A square loop of side `6 cm` carries a current of `30 A`. Calculate the magnitude of magnetic field `B` at a point `P` lying on the axis of the loop and a distance`sqrt7` cm from centre of the loop.

(9) Axis of the loop means a line passing through centre of loop and
normal to its plane. Since distance of the point P is x from centre
of loop and side of square loop is a as shown in Fig


Therefore, perpendicular distance of P from each side of the loop
is, `r=sqrt(x^2+(a/2)^2)=4cm`
Now, consider only one side AB of the loop as shown in
Fig.
`tan alpha=tan beta=(a//2)/r=3/4`
`alpha=beta=tan^-1(3/4)=37^@`
Magnitude of magnetic field induction at P, due to current in this side
AB, is
`B_0=(mu_0I)/(4pir)(sin alpha+sin beta)=3xx10^-6T`
Now, consider magnetic induction, produced by currents in two
opposite sides AB and CD as shown in Fig.

Component of these mangetic inductions parallel to plane of
loop neutralise each other.

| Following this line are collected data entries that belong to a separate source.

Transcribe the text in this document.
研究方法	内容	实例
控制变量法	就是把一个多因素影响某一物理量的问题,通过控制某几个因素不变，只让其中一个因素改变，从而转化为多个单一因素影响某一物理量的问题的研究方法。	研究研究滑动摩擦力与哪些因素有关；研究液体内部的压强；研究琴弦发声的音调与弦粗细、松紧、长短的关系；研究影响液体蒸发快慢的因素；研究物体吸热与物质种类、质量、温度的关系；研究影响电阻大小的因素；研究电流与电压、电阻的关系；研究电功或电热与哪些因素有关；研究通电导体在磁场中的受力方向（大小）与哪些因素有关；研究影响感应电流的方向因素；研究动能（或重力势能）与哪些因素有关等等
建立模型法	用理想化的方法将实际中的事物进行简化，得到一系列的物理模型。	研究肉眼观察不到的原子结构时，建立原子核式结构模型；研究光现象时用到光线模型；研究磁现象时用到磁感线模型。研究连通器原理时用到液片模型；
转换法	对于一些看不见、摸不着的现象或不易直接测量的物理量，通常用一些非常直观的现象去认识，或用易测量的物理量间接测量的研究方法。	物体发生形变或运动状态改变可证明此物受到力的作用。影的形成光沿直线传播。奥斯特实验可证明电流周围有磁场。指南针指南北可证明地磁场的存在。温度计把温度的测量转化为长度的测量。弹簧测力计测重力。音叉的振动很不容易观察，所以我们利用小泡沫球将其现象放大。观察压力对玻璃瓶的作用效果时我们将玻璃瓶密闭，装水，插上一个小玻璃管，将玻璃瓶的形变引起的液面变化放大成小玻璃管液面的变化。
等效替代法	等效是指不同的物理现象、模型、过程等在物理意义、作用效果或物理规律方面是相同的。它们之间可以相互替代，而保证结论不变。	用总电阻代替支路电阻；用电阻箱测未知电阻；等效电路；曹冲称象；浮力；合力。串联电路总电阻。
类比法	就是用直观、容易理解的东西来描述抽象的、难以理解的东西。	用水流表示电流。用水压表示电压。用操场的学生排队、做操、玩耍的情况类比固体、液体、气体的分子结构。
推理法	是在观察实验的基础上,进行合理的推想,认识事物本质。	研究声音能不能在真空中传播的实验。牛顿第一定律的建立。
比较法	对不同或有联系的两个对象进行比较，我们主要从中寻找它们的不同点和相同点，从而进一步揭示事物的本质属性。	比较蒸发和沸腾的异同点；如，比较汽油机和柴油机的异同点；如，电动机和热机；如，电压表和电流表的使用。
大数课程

Hence, resultant of these two magnetic
induction is `2B_0cos theta`(along the axis).
Similarly, resultant of magnetic inductions produced by currents
in remaining two opposite sides BC and AD will also be equal to
`2B_0cos theta` (along the axis in same direciton).
Hence, resultant magnetic induction,
`B=4B_0 cos theta`
`B=4xx(3xx10^-6)(a//2)/r=9xx10^-6T=9muT`